Personal information
- Full name: Douglas Herrick
- Date of birth: 2 June 1989 (age 35)
- Place of birth: Seattle, Washington, United States
- Height: 1.92 m (6 ft 3+1⁄2 in)
- Position(s): Goalkeeper

College career
- Years: Team / Apps / (Gls)
- 2008–2011: Saint Mary's Gaels

Senior career*
- Years: Team / Apps / (Gls)
- 2010–2011: Washington Crossfire / 19 / (0)
- 2012: Seattle Sounders FC U-23 / 15 / (0)
- 2013: MLS Pool
- 2013: → Seattle Sounders FC (loan) / 0 / (0)
- 2014: Charlotte Eagles / 3 / (0)
- 2015: Seattle Sounders FC U-23 / 1 / (0)
- 2016–?: Rovers

International career^{‡}
- 2012–2016: Guam / 28 / (0)

= Doug Herrick =

Guamanian footballer

Douglas Herrick (born 2 June 1989) is a Guamanian former international footballer. He played for the Guam national team.
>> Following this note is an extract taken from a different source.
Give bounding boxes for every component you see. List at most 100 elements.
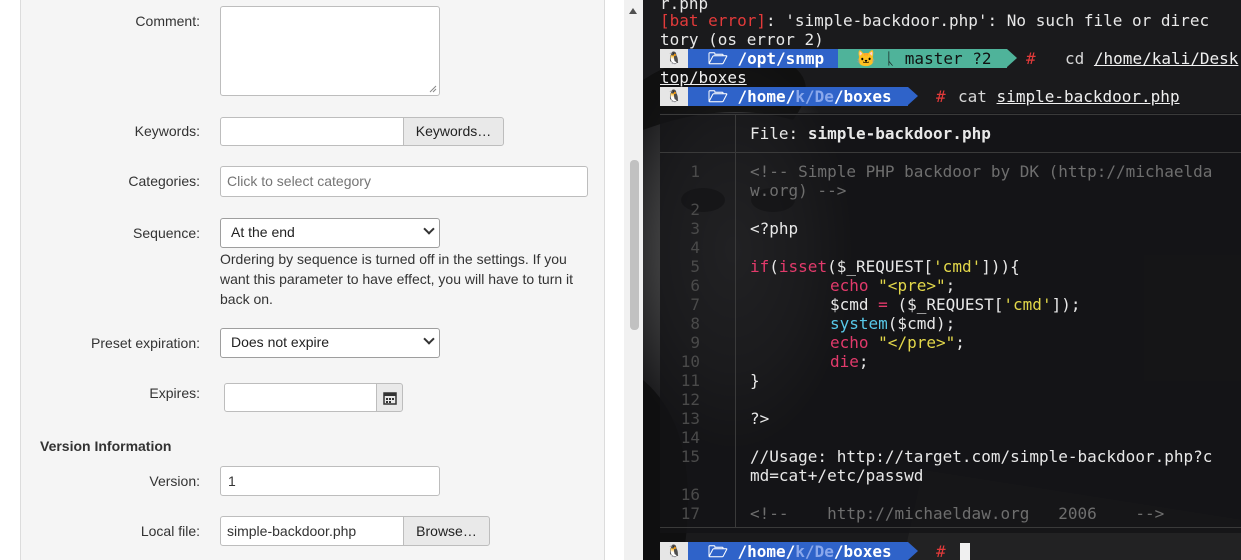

After playing with the Seattle Sounders FC U-23 in the Premier Development League in 2012, he signed with Major League Soccer in 2013 to serve as a league emergency pool goalkeeper. As part of his signing, he would continue to train with Seattle Sounders FC and served as their backup for a match against the San Jose Earthquakes as Marcus Hahnemann was serving a suspension. He was released at the end of the season.

Today Herrick works in children's therapy and coaches for OL Reign Academy as their director of goalkeeping

After retiring, he joined Reign FC as goalkeeper coach in 2017.